We went to church today. No, my blog hasn't been hijacked.
I am, for lack of a label, somewhat agnostic, a bit Buddhist and more 'spiritual' than anything else.
Chicken has been getting close to the idea of God being your higher power for quite a few years now.
We both grew up "in the church"; she in a quite liberal Methodist where the idea of hell was never really preached about and me in a very conservative Southern Baptist where you are reminded of hell constantly.
While neither of us believe that Jesus is the actual son of God, we do both agree that he was a great (misunderstood) man in his day who had that 'certain something'. Was he a prophet? I dunno. I guess it depends on your definition. To me, I believe he was a great leader--much like Ghandi and MLK.
When I remind myself to live with full awareness, I am a much nicer person. Having children has made me more aware of how I treat people, the things I say, the tone I say it, my critiques and praises. I do want my children to grow up to be good, kind boys and men. Don't we all? I know that I need to model the behavior.

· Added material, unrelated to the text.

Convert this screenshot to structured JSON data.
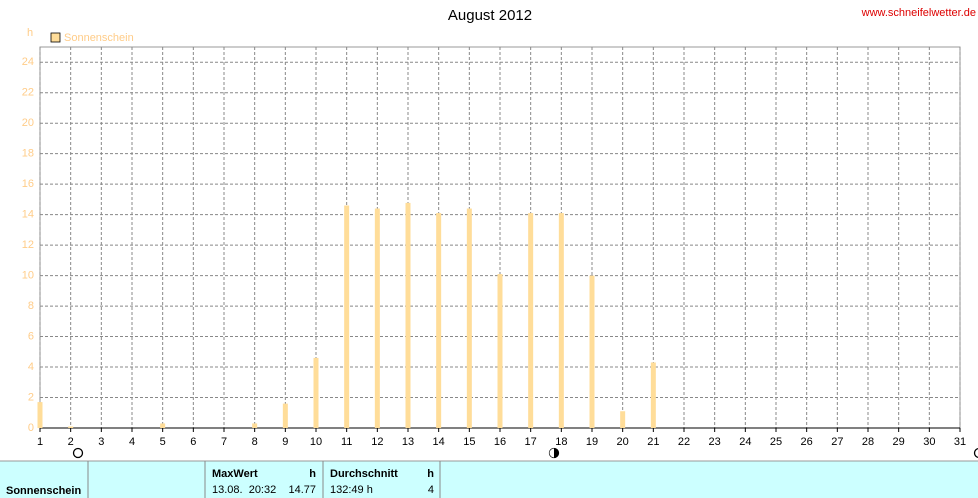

I don't need to go to church to make this happen. It's not about that.
But. For a long time now (before pregnancy) Chicken and I have talked about being a part of a spiritual community**. One where we are not judged and we agree somewhat with the message. Mostly, because of my upbringing, Christianity scares me senseless. I've heard and seen so much hatred and bigotry spewed that it's made me believe, "Wow, if that's what Jesus would do this world is in deep shit." I distrust organized religion. Wars break out over which God is the right God.

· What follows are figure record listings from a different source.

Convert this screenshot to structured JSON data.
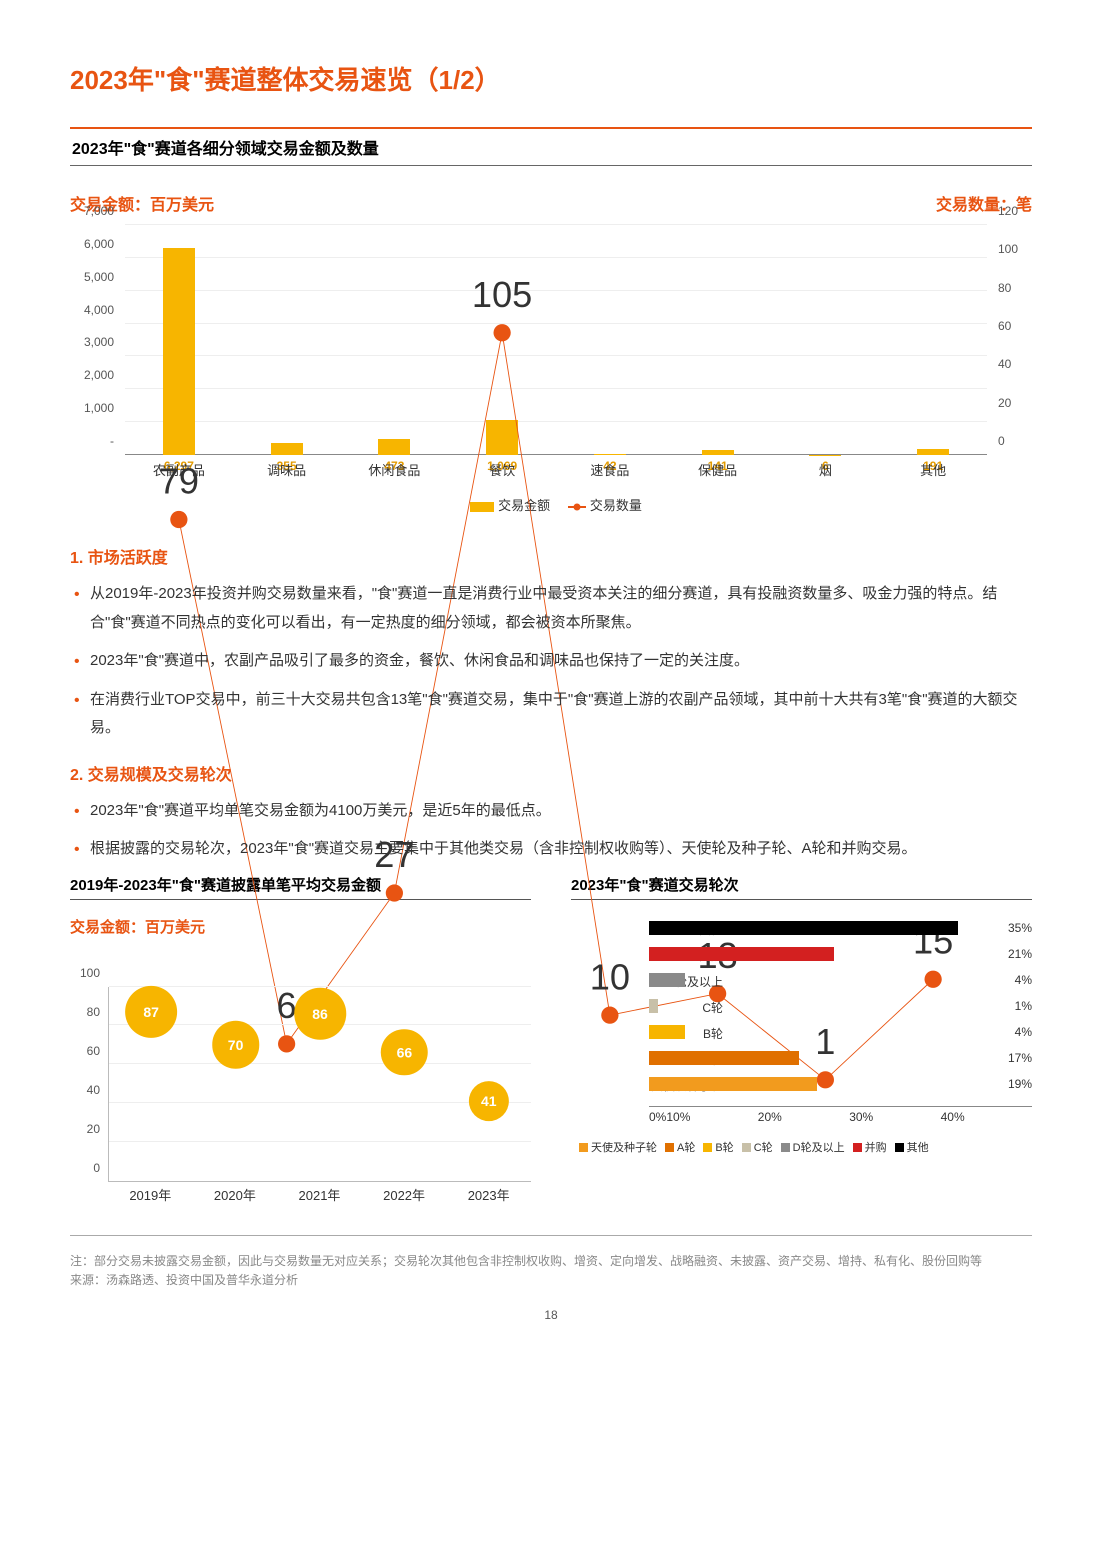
{
  "page_title_prefix": "2023年",
  "page_title_quote_open": "\"",
  "page_title_word": "食",
  "page_title_quote_close": "\"",
  "page_title_suffix": "赛道整体交易速览（1/2）",
  "subtitle": "2023年\"食\"赛道各细分领域交易金额及数量",
  "y_left_label": "交易金额：百万美元",
  "y_right_label": "交易数量：笔",
  "combo_chart": {
    "categories": [
      "农副产品",
      "调味品",
      "休闲食品",
      "餐饮",
      "速食品",
      "保健品",
      "烟",
      "其他"
    ],
    "bar_values": [
      6297,
      355,
      473,
      1069,
      42,
      141,
      6,
      191
    ],
    "bar_max": 7000,
    "bar_color": "#f7b500",
    "line_values": [
      79,
      6,
      27,
      105,
      10,
      13,
      1,
      15
    ],
    "line_max": 120,
    "line_color": "#e85412",
    "y_left_ticks": [
      "-",
      "1,000",
      "2,000",
      "3,000",
      "4,000",
      "5,000",
      "6,000",
      "7,000"
    ],
    "y_right_ticks": [
      "0",
      "20",
      "40",
      "60",
      "80",
      "100",
      "120"
    ],
    "legend_bar": "交易金额",
    "legend_line": "交易数量"
  },
  "sections": [
    {
      "heading": "1. 市场活跃度",
      "bullets": [
        "从2019年-2023年投资并购交易数量来看，\"食\"赛道一直是消费行业中最受资本关注的细分赛道，具有投融资数量多、吸金力强的特点。结合\"食\"赛道不同热点的变化可以看出，有一定热度的细分领域，都会被资本所聚焦。",
        "2023年\"食\"赛道中，农副产品吸引了最多的资金，餐饮、休闲食品和调味品也保持了一定的关注度。",
        "在消费行业TOP交易中，前三十大交易共包含13笔\"食\"赛道交易，集中于\"食\"赛道上游的农副产品领域，其中前十大共有3笔\"食\"赛道的大额交易。"
      ]
    },
    {
      "heading": "2. 交易规模及交易轮次",
      "bullets": [
        "2023年\"食\"赛道平均单笔交易金额为4100万美元，是近5年的最低点。",
        "根据披露的交易轮次，2023年\"食\"赛道交易主要集中于其他类交易（含非控制权收购等）、天使轮及种子轮、A轮和并购交易。"
      ]
    }
  ],
  "bubble": {
    "title": "2019年-2023年\"食\"赛道披露单笔平均交易金额",
    "unit_label": "交易金额：百万美元",
    "y_ticks": [
      "0",
      "20",
      "40",
      "60",
      "80",
      "100"
    ],
    "y_max": 100,
    "years": [
      "2019年",
      "2020年",
      "2021年",
      "2022年",
      "2023年"
    ],
    "values": [
      87,
      70,
      86,
      66,
      41
    ],
    "color": "#f7b500"
  },
  "hbar": {
    "title": "2023年\"食\"赛道交易轮次",
    "x_ticks": [
      "0%",
      "10%",
      "20%",
      "30%",
      "40%"
    ],
    "x_max": 40,
    "rows": [
      {
        "label": "其他",
        "value": 35,
        "color": "#000000"
      },
      {
        "label": "并购",
        "value": 21,
        "color": "#d32020"
      },
      {
        "label": "D轮及以上",
        "value": 4,
        "color": "#8a8a8a"
      },
      {
        "label": "C轮",
        "value": 1,
        "color": "#c8c0a8"
      },
      {
        "label": "B轮",
        "value": 4,
        "color": "#f7b500"
      },
      {
        "label": "A轮",
        "value": 17,
        "color": "#e07000"
      },
      {
        "label": "天使及种子轮",
        "value": 19,
        "color": "#f29b1e"
      }
    ],
    "legend": [
      {
        "label": "天使及种子轮",
        "color": "#f29b1e"
      },
      {
        "label": "A轮",
        "color": "#e07000"
      },
      {
        "label": "B轮",
        "color": "#f7b500"
      },
      {
        "label": "C轮",
        "color": "#c8c0a8"
      },
      {
        "label": "D轮及以上",
        "color": "#8a8a8a"
      },
      {
        "label": "并购",
        "color": "#d32020"
      },
      {
        "label": "其他",
        "color": "#000000"
      }
    ]
  },
  "footnote1": "注：部分交易未披露交易金额，因此与交易数量无对应关系；交易轮次其他包含非控制权收购、增资、定向增发、战略融资、未披露、资产交易、增持、私有化、股份回购等",
  "footnote2": "来源：汤森路透、投资中国及普华永道分析",
  "page_number": "18"
}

I think that God is what you make of him/her. He is just that--yours. He is the Jews and the Christians and the Buddhists and the Muslims and the Hindus. He is the same God. No need to fight....

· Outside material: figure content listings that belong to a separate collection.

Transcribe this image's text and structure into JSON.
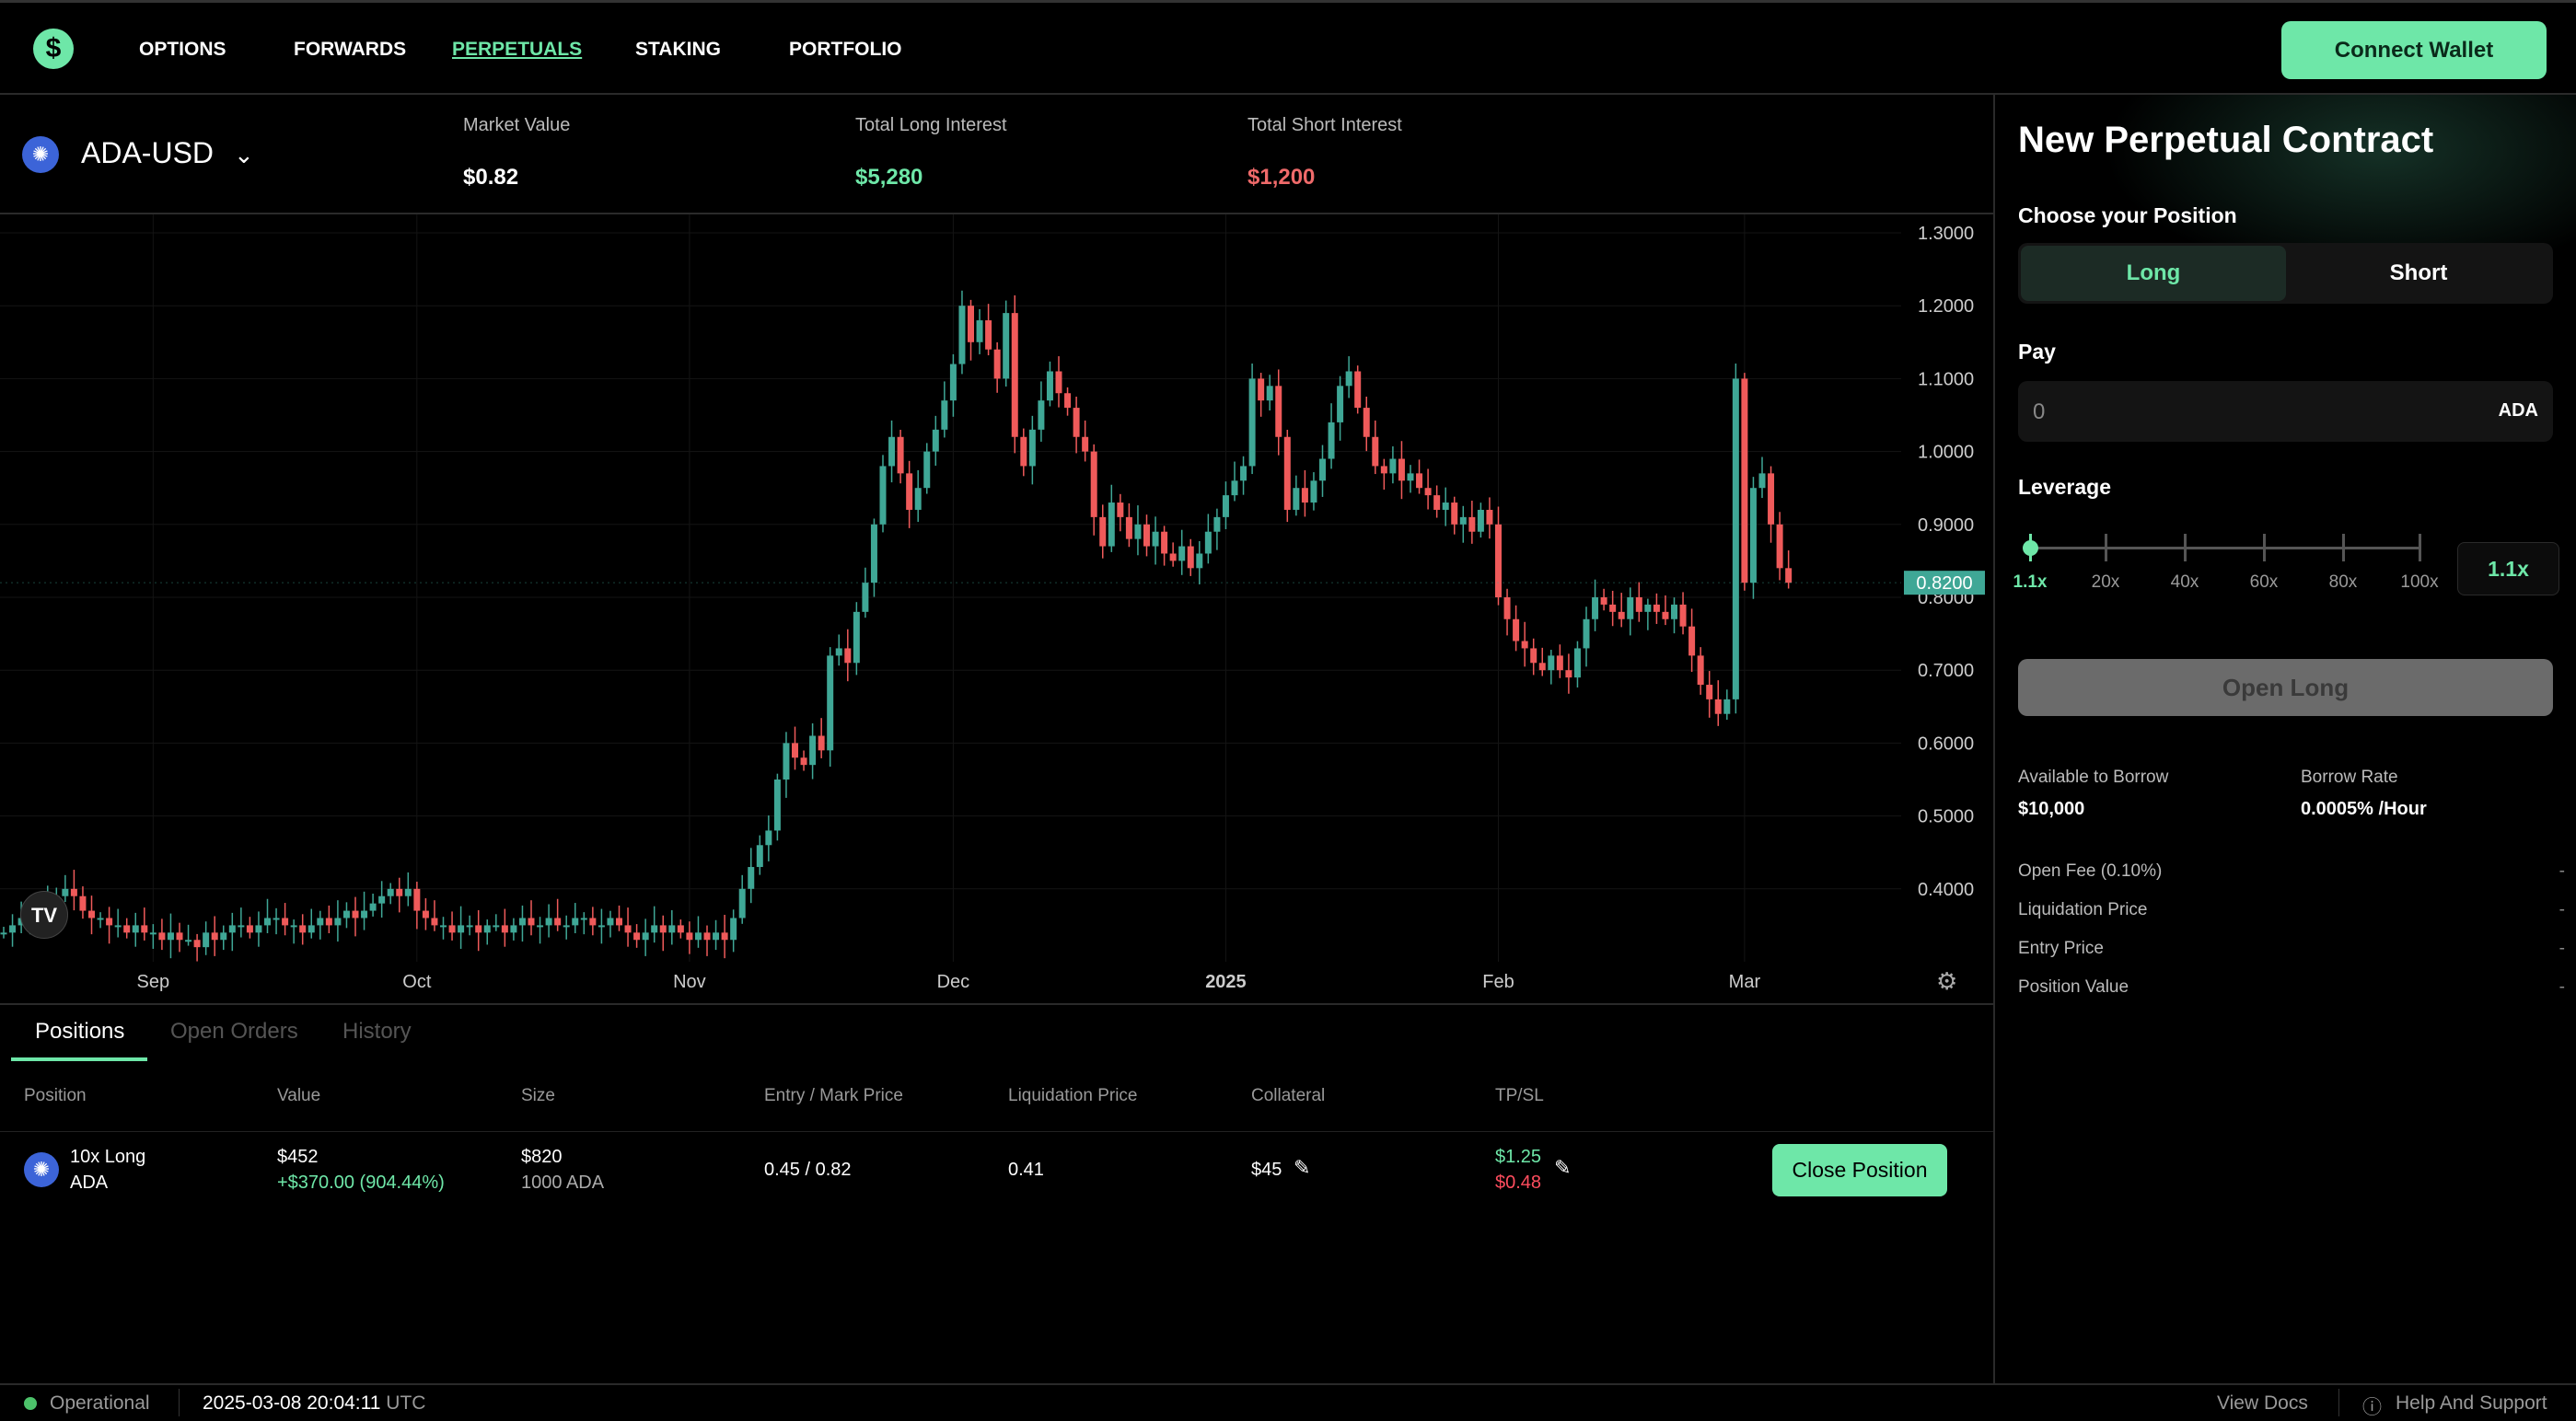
{
  "nav": {
    "logo": "$",
    "items": [
      "OPTIONS",
      "FORWARDS",
      "PERPETUALS",
      "STAKING",
      "PORTFOLIO"
    ],
    "active": "PERPETUALS",
    "connect": "Connect Wallet"
  },
  "ticker": {
    "pair": "ADA-USD",
    "market_label": "Market Value",
    "market_value": "$0.82",
    "long_label": "Total Long Interest",
    "long_value": "$5,280",
    "short_label": "Total Short Interest",
    "short_value": "$1,200"
  },
  "colors": {
    "accent": "#6ee7a8",
    "up": "#3fa796",
    "down": "#ef5a5a"
  },
  "chart_data": {
    "type": "candlestick",
    "y_ticks": [
      "1.3000",
      "1.2000",
      "1.1000",
      "1.0000",
      "0.9000",
      "0.8000",
      "0.7000",
      "0.6000",
      "0.5000",
      "0.4000"
    ],
    "ylim": [
      0.33,
      1.33
    ],
    "last_price": "0.8200",
    "x_labels": [
      {
        "label": "Sep",
        "day": 17
      },
      {
        "label": "Oct",
        "day": 47
      },
      {
        "label": "Nov",
        "day": 78
      },
      {
        "label": "Dec",
        "day": 108
      },
      {
        "label": "2025",
        "day": 139
      },
      {
        "label": "Feb",
        "day": 170
      },
      {
        "label": "Mar",
        "day": 198
      }
    ],
    "closes": [
      0.34,
      0.35,
      0.36,
      0.37,
      0.36,
      0.38,
      0.39,
      0.4,
      0.39,
      0.37,
      0.36,
      0.36,
      0.35,
      0.35,
      0.34,
      0.35,
      0.34,
      0.34,
      0.33,
      0.34,
      0.33,
      0.33,
      0.32,
      0.34,
      0.33,
      0.34,
      0.35,
      0.35,
      0.34,
      0.35,
      0.36,
      0.36,
      0.35,
      0.35,
      0.34,
      0.35,
      0.36,
      0.35,
      0.36,
      0.37,
      0.36,
      0.37,
      0.38,
      0.39,
      0.4,
      0.39,
      0.4,
      0.37,
      0.36,
      0.35,
      0.35,
      0.34,
      0.35,
      0.35,
      0.34,
      0.35,
      0.35,
      0.34,
      0.35,
      0.36,
      0.35,
      0.35,
      0.36,
      0.35,
      0.35,
      0.36,
      0.36,
      0.35,
      0.35,
      0.36,
      0.35,
      0.34,
      0.33,
      0.34,
      0.35,
      0.34,
      0.35,
      0.34,
      0.33,
      0.34,
      0.33,
      0.34,
      0.33,
      0.36,
      0.4,
      0.43,
      0.46,
      0.48,
      0.55,
      0.6,
      0.58,
      0.57,
      0.61,
      0.59,
      0.72,
      0.73,
      0.71,
      0.78,
      0.82,
      0.9,
      0.98,
      1.02,
      0.97,
      0.92,
      0.95,
      1.0,
      1.03,
      1.07,
      1.12,
      1.2,
      1.15,
      1.18,
      1.14,
      1.1,
      1.19,
      1.02,
      0.98,
      1.03,
      1.07,
      1.11,
      1.08,
      1.06,
      1.02,
      1.0,
      0.91,
      0.87,
      0.93,
      0.91,
      0.88,
      0.9,
      0.87,
      0.89,
      0.86,
      0.85,
      0.87,
      0.84,
      0.86,
      0.89,
      0.91,
      0.94,
      0.96,
      0.98,
      1.1,
      1.07,
      1.09,
      1.02,
      0.92,
      0.95,
      0.93,
      0.96,
      0.99,
      1.04,
      1.09,
      1.11,
      1.06,
      1.02,
      0.98,
      0.97,
      0.99,
      0.96,
      0.97,
      0.95,
      0.94,
      0.92,
      0.93,
      0.9,
      0.91,
      0.89,
      0.92,
      0.9,
      0.8,
      0.77,
      0.74,
      0.73,
      0.71,
      0.7,
      0.72,
      0.7,
      0.69,
      0.73,
      0.77,
      0.8,
      0.79,
      0.78,
      0.77,
      0.8,
      0.78,
      0.79,
      0.78,
      0.77,
      0.79,
      0.76,
      0.72,
      0.68,
      0.66,
      0.64,
      0.66,
      1.1,
      0.82,
      0.95,
      0.97,
      0.9,
      0.84,
      0.82
    ]
  },
  "positions": {
    "tabs": [
      "Positions",
      "Open Orders",
      "History"
    ],
    "headers": [
      "Position",
      "Value",
      "Size",
      "Entry / Mark Price",
      "Liquidation Price",
      "Collateral",
      "TP/SL"
    ],
    "row": {
      "position": "10x Long",
      "asset": "ADA",
      "value": "$452",
      "pnl": "+$370.00 (904.44%)",
      "size": "$820",
      "size_units": "1000 ADA",
      "entry_mark": "0.45 / 0.82",
      "liq": "0.41",
      "collateral": "$45",
      "tp": "$1.25",
      "sl": "$0.48"
    },
    "close": "Close Position"
  },
  "footer": {
    "status": "Operational",
    "time": "2025-03-08 20:04:11",
    "tz": "UTC",
    "docs": "View Docs",
    "help": "Help And Support"
  },
  "panel": {
    "title": "New Perpetual Contract",
    "choose": "Choose your Position",
    "long": "Long",
    "short": "Short",
    "pay": "Pay",
    "pay_placeholder": "0",
    "pay_unit": "ADA",
    "leverage": "Leverage",
    "lev_marks": [
      "1.1x",
      "20x",
      "40x",
      "60x",
      "80x",
      "100x"
    ],
    "lev_value": "1.1x",
    "lev_fraction": 0,
    "open": "Open Long",
    "borrow_label": "Available to Borrow",
    "borrow_value": "$10,000",
    "rate_label": "Borrow Rate",
    "rate_value": "0.0005% /Hour",
    "details": [
      {
        "label": "Open Fee (0.10%)",
        "value": "-"
      },
      {
        "label": "Liquidation Price",
        "value": "-"
      },
      {
        "label": "Entry Price",
        "value": "-"
      },
      {
        "label": "Position Value",
        "value": "-"
      }
    ]
  }
}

And Jesus....who ever he really was....he preached love. And forgiveness. And some seriously awesome life lessons.
I mean....if we really all lived our lives based on love....how beautiful and peaceful would this world be?
So we found this church. It's one of those new kinds of churchs with a live rock band on the stage and you meet in an auditorium and it's filled with hundreds of (mostly) white 20-30 somethings. You know, the kind of church where the volunteers hand out gum and granola bars on street corners and slip you a little card about how cool their church is? Their non-churchy church. Just come as you are. Jesus love you.
We've talked about going to this non-churchy (me: "It could be a cult.") church, so this morning we decided to just GO. It's fairly near our place, the times worked with the kids schedule and why yes, they did have excellent child care facilities.
I admit I walked in completely skeptical. I can't even remember the last time I willingly went to a church service, but I'm guessing more than 20+ years ago. I am sure that I gave everyone a bit of my "I don't trust you Jesus freak" look. Except that these people really were pretty cool. And nice. And real. But still, they were at church! Uh....but so was I. Hmmm.
There were free bagels and coffee and tea and really nice people. That is so suspicious!!
We went straight up to the child care to check things out and spend some time before going to the service. I honestly thought the boys would flip out and I'd pack them up and say "See! We weren't meant to go to church!" Except that they loved it and didn't cry when we left and didn't freak out while we were gone for one hour and 20 minutes and W2 didn't even really notice when we came back he was having so much FUN. Free child care on a Sunday morning. And bagels? Hmmmm.
The service opened with live music and the words were projected on a screen at the stage if you wanted to have a sing-a-long. The musicians were very talented but the words did freak me out. I seriously thought about leaving when the lead singer did that 'thing' where you sway and put your hand up as you sing (reaching to God?). That shit is just freaky to me.
But I stayed. And the (preacher?) was young. And had a great message and said (mostly) things that I could agree with. The message was--overwhelmingly--about love. And I can't deny that sitting there for an hour listening to him speak made me remind myself to live my life with more awareness.
That can't be a bad thing.
Having a community of nice people who accept you and your family with open arms, that can't be a bad thing, right?
I don't know. We'll give it another shot next week and see how we feel.
I know one thing for sure: I cannot tell my mother!!! Oh, the confusion this would cause that poor woman. (Who AM I?)
For now, my church-going is on the down low.
**For the record, the Unitarians were our first choice, but the church is too far and the service too late for the kid's schedule. Ditto the MCC (gay church). This one worked. We'll see if it keeps working.